Chatwal, who will be providing the lead support to the project, told PTI here yesterday that he will contribute USD 1 million towards the project, which will include an auditorium, art exhibits, digital research library and a museum.
The project's infrastructure, to be housed in the Sikh Centre for International Studies in the Rakab Ganj Gurdwara Estate in New Delhi, will showcase the history of Sikhs and the presence of core values in Sikhism's sacred texts.
This will be done by presenting stories from the history of Sikhism and other relevant sacred texts using state of the art communication technologies.
Describing the initiative as "unique," Chatwal said that the young Sikhs living in India as well as abroad sometimes lack better understanding of the Holy Book Guru Granth Sahib and the project will help spread the message of Sikhism to both Sikhs and non-Sikhs.
"The Guru Granth Sahib is not just for Sikhs. The project will help convey the message of the Guru Granth Sahib to everybody," Chatwal said as he called on Sikhs across the world to support the project.
Chatwal had invited DSGMC officials to visit the city and spread the message about the project among the diaspora living in the US and Canada.

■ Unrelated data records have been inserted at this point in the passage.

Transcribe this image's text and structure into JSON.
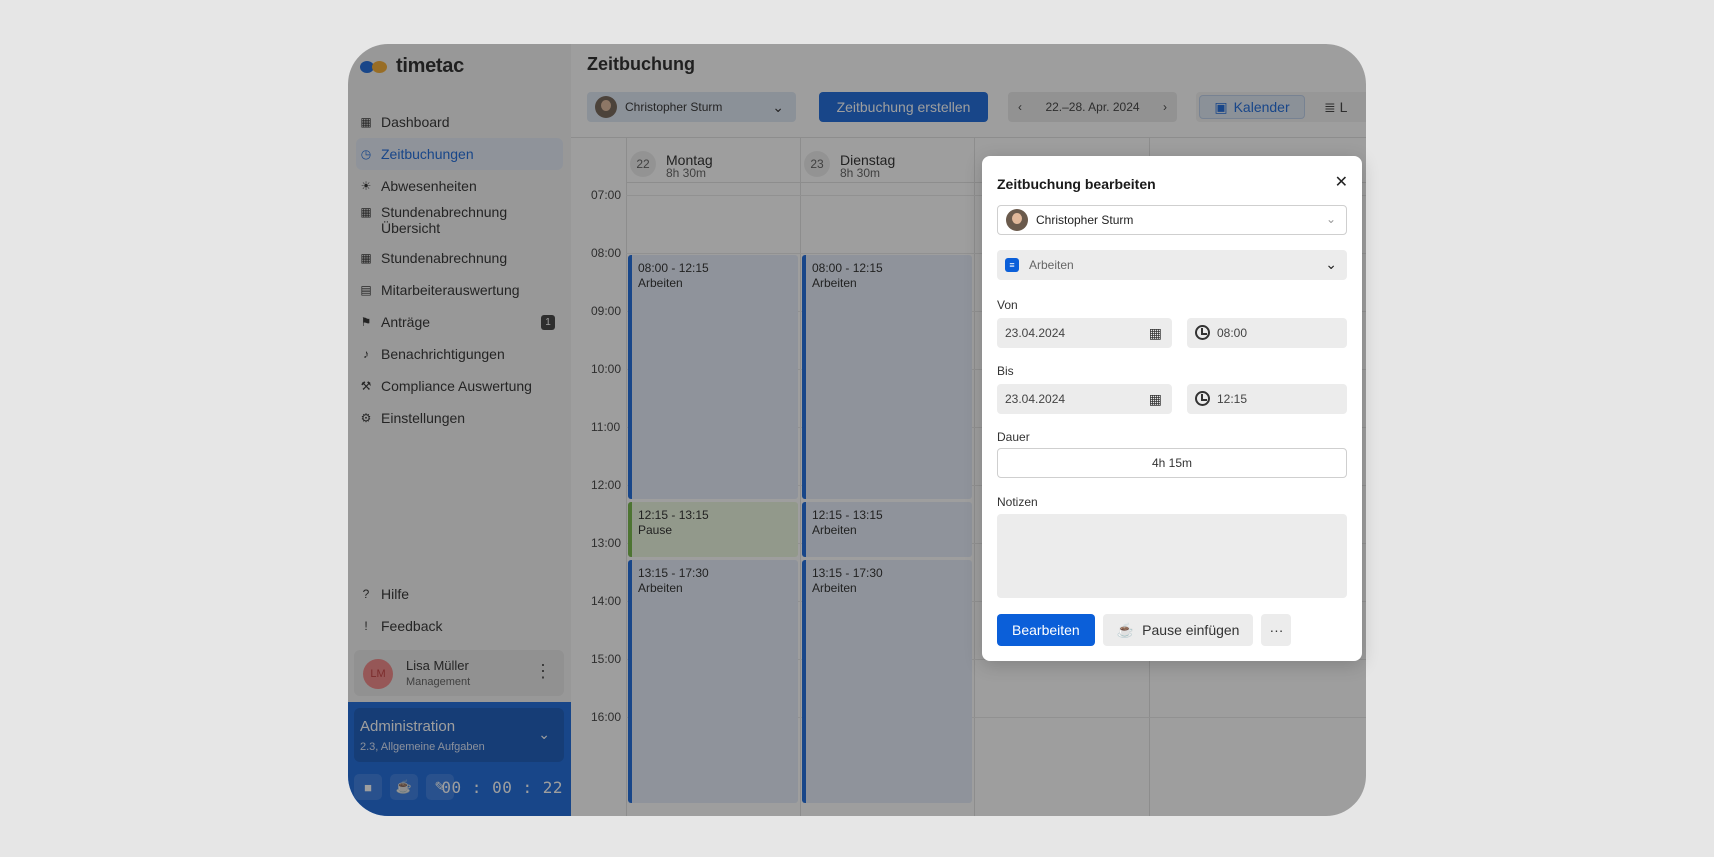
{
  "brand": {
    "name": "timetac"
  },
  "sidebar": {
    "items": [
      {
        "label": "Dashboard",
        "icon": "grid-icon"
      },
      {
        "label": "Zeitbuchungen",
        "icon": "stopwatch-icon",
        "active": true
      },
      {
        "label": "Abwesenheiten",
        "icon": "sun-icon"
      },
      {
        "label": "Stundenabrechnung Übersicht",
        "icon": "table-icon"
      },
      {
        "label": "Stundenabrechnung",
        "icon": "table-icon"
      },
      {
        "label": "Mitarbeiterauswertung",
        "icon": "document-icon"
      },
      {
        "label": "Anträge",
        "icon": "flag-icon",
        "badge": "1"
      },
      {
        "label": "Benachrichtigungen",
        "icon": "bell-icon"
      },
      {
        "label": "Compliance Auswertung",
        "icon": "gavel-icon"
      },
      {
        "label": "Einstellungen",
        "icon": "gear-icon"
      }
    ],
    "footer": [
      {
        "label": "Hilfe",
        "icon": "help-icon"
      },
      {
        "label": "Feedback",
        "icon": "feedback-icon"
      }
    ],
    "user": {
      "initials": "LM",
      "name": "Lisa Müller",
      "role": "Management"
    },
    "admin": {
      "title": "Administration",
      "subtitle": "2.3, Allgemeine Aufgaben",
      "timer": "00 : 00 : 22"
    }
  },
  "main": {
    "title": "Zeitbuchung",
    "employee": "Christopher Sturm",
    "create_label": "Zeitbuchung erstellen",
    "week_range": "22.–28. Apr. 2024",
    "view_calendar": "Kalender",
    "view_list": "L"
  },
  "calendar": {
    "days": [
      {
        "num": "22",
        "name": "Montag",
        "duration": "8h 30m"
      },
      {
        "num": "23",
        "name": "Dienstag",
        "duration": "8h 30m"
      }
    ],
    "hours": [
      "07:00",
      "08:00",
      "09:00",
      "10:00",
      "11:00",
      "12:00",
      "13:00",
      "14:00",
      "15:00",
      "16:00"
    ],
    "events": [
      {
        "day": 0,
        "time": "08:00 - 12:15",
        "label": "Arbeiten",
        "type": "work"
      },
      {
        "day": 0,
        "time": "12:15 - 13:15",
        "label": "Pause",
        "type": "pause"
      },
      {
        "day": 0,
        "time": "13:15 - 17:30",
        "label": "Arbeiten",
        "type": "work"
      },
      {
        "day": 1,
        "time": "08:00 - 12:15",
        "label": "Arbeiten",
        "type": "work"
      },
      {
        "day": 1,
        "time": "12:15 - 13:15",
        "label": "Arbeiten",
        "type": "work"
      },
      {
        "day": 1,
        "time": "13:15 - 17:30",
        "label": "Arbeiten",
        "type": "work"
      }
    ]
  },
  "modal": {
    "title": "Zeitbuchung bearbeiten",
    "employee": "Christopher Sturm",
    "type": "Arbeiten",
    "from_label": "Von",
    "from_date": "23.04.2024",
    "from_time": "08:00",
    "to_label": "Bis",
    "to_date": "23.04.2024",
    "to_time": "12:15",
    "duration_label": "Dauer",
    "duration": "4h 15m",
    "notes_label": "Notizen",
    "notes": "",
    "save_label": "Bearbeiten",
    "pause_label": "Pause einfügen",
    "more_label": "···"
  },
  "colors": {
    "accent": "#0b5fd9",
    "pause": "#6cb33b"
  }
}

DSGMC President Manjit Singh and other officials outlined the details about the project which aims to familiarise young Sikhs with core values and contemporary relevance of Sikhism.
"The message of Guru Granth Sahib is universal. The Sikh Holy Book provides answers to all the problems the world is facing today, including gender inequality and climate change," Singh said.
He said the project aims to acquaint the global community with the history of Sikhism.
"Anyone who wants to know or do research about Sikhism, its Holy Book will get all the answers through the Mool Project," Singh said adding that the word 'Mool' translates as 'origin', 'essence' and 'roots.'
The project has been conceived by prominent filmmaker Bobby Bedi and supported by members of the international Sikh community who "believe that there is a need to re emphasise these core values in young people."
The DSGMC plans to set up a subsidiary foundation for the project. To be built in phases, the project will include creating original content using some of the country's best talent.
It will also reformat the content for use in existing high-technology cinema formats like IMAX and offer it to organisations across the world.
The foundation also aims to reformat the content for showcasing and downloading on the Internet to make it easily available to Sikhs and others keen on learning about the history and tenets of Sikhism.
The content will be in English and Punjabi with subtitles in all languages of the United Nations.